The American Dream, at its core, is about the freedom to compete. That competition allows entrepreneurs to pursue creative ends, and consumers to choose for themselves which products and services meet their needs. Our newest client, Phillip Truesdell, understands well the transformative power of this entrepreneurial freedom, and the pain of its absence.
In 2017, the local power plant was closing and Phillip’s grown children were about to lose their jobs. Phillip feared they would need to move to find new jobs. So the day he saw an ambulance for sale, he didn’t just see a vehicle, he saw an opportunity to keep his family together.

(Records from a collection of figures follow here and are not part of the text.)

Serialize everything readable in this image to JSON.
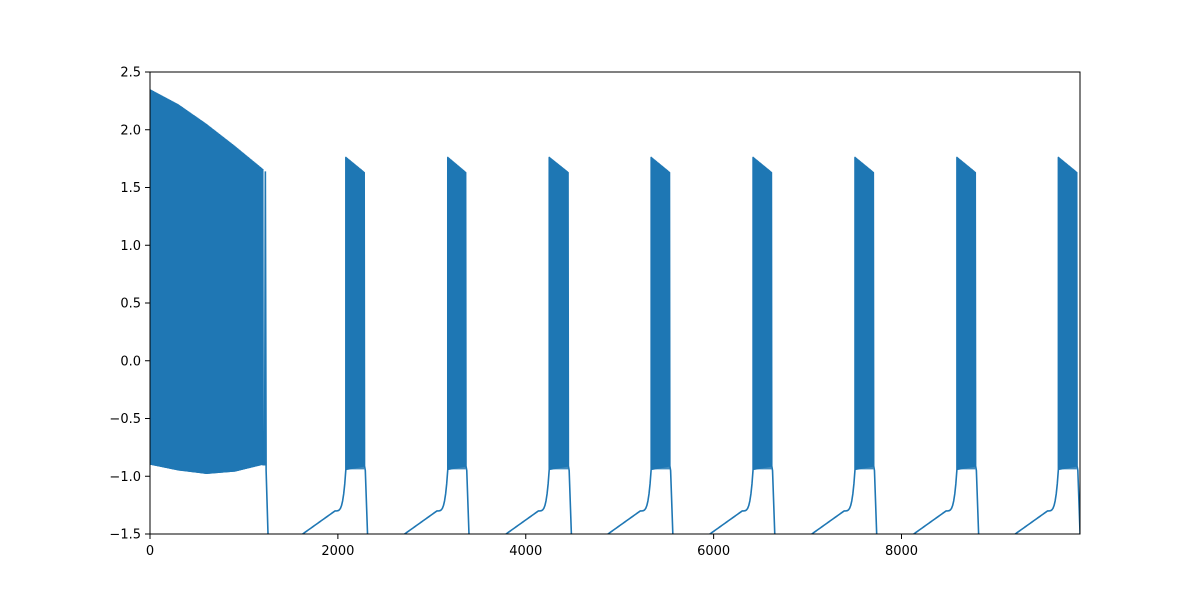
{
  "chart_data": {
    "type": "line",
    "title": "",
    "xlabel": "",
    "ylabel": "",
    "xlim": [
      0,
      9900
    ],
    "ylim": [
      -1.5,
      2.5
    ],
    "x_ticks": [
      0,
      2000,
      4000,
      6000,
      8000
    ],
    "x_tick_labels": [
      "0",
      "2000",
      "4000",
      "6000",
      "8000"
    ],
    "y_ticks": [
      -1.5,
      -1.0,
      -0.5,
      0.0,
      0.5,
      1.0,
      1.5,
      2.0,
      2.5
    ],
    "y_tick_labels": [
      "−1.5",
      "−1.0",
      "−0.5",
      "0.0",
      "0.5",
      "1.0",
      "1.5",
      "2.0",
      "2.5"
    ],
    "grid": false,
    "legend": "none",
    "color": "#1f77b4",
    "series": [
      {
        "initial_band": {
          "x_range": [
            0,
            1200
          ],
          "upper": [
            [
              0,
              2.35
            ],
            [
              300,
              2.22
            ],
            [
              600,
              2.05
            ],
            [
              900,
              1.86
            ],
            [
              1200,
              1.66
            ]
          ],
          "lower": [
            [
              0,
              -0.9
            ],
            [
              300,
              -0.95
            ],
            [
              600,
              -0.98
            ],
            [
              900,
              -0.96
            ],
            [
              1200,
              -0.9
            ]
          ]
        },
        "bursts": [
          {
            "start": 2085,
            "end": 2280
          },
          {
            "start": 3170,
            "end": 3360
          },
          {
            "start": 4250,
            "end": 4450
          },
          {
            "start": 5335,
            "end": 5530
          },
          {
            "start": 6420,
            "end": 6615
          },
          {
            "start": 7505,
            "end": 7700
          },
          {
            "start": 8590,
            "end": 8785
          },
          {
            "start": 9670,
            "end": 9865
          }
        ],
        "burst_peak": 1.76,
        "burst_end_peak": 1.63,
        "burst_trough": -0.94,
        "recovery_start": -1.5,
        "recovery_knee": -1.3
      }
    ]
  }
}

Phillip’s company, Legacy Medical Transport, is a non-emergency ambulance service, meaning they take patients to and from medical appointments and transport people between hospitals in non-emergency situations. Legacy operates in Ohio, just miles from the Kentucky border. But because Kentucky has “Certificate of Need” laws, Legacy can legally take patients to Kentucky, but must obtain a “Certificate of Need” to bring patients back from their appointments in Kentucky to their homes in Ohio.
“Certificate of Need” laws allow existing businesses to choose who may enter the market, and thus they’re sometimes called the “Competitor’s Veto.” Under a Competitor’s Veto law, an aspiring entrepreneur must seek permission from the government before opening a business. Once someone applies, the relevant governmental body notifies all existing companies in that industry. Any existing businesses may then protest the application, often for any reason—including the bare reason that they don’t want any new competition. A protest sends an entrepreneur to an expensive and onerous government hearing, where he or she must prove that a new business is “necessary.”
Last year, Phillip applied for a Certificate of Need. Thousands of dollars in attorney fees later, Phillip was eventually denied a Certificate because he had not proven a “need” for his service. Phillip and his daughter were unprepared for the tribunal they faced. They expected questions about their qualifications. Instead, they were assailed with questions about how they would “harm” existing businesses.
This turns the free market on its head. Entrepreneurs should be free to innovate. Indeed, in a competitive market, they must innovate and cater to consumer demands in order to stay in business. Under Competitor’s Veto laws, entrepreneurs must get permission to innovate, and consumers are stuck choosing among the privileged few.
Perhaps the best way to understand the detrimental effect of Competitor’s Veto laws is to study what happens once they’re repealed. PLF clients have built many successful businesses after being freed from these anti-competitive laws. After a federal court struck down Kentucky’s law, for example, Raleigh Bruner was able to grow and expand his moving company into carpet cleaning, home organizing, storage, furniture repair, and even a dog kennel.
Bruner also created an in-house program that helps employees open moving companies of their own, which has led to new operations across eight states.
One of this country’s founding principles is that the government may not use its regulatory power to protect favored businesses from competition. Yet unbelievably, some courts have ruled that protectionism alone is an acceptable justification for economic regulation, and that states may act simply to dole out political favors to industry players.
Because Competitor’s Veto laws are antithetical to the Constitution’s promise of economic liberty, PLF has challenged them in seven states, leading to their repeal in Missouri, Montana, Oregon, West Virginia, Pennsylvania, and Kentucky. The goal is to restore the Constitution’s promise of economic freedom and opportunity.
When entrepreneurs are unleashed to compete, the best ideas succeed. By embracing competition, we can return to the symbiotic system where entrepreneurs and consumers are free to cooperate for their mutual benefit. When PLF fights against the Competitor’s Veto, it fights for that system.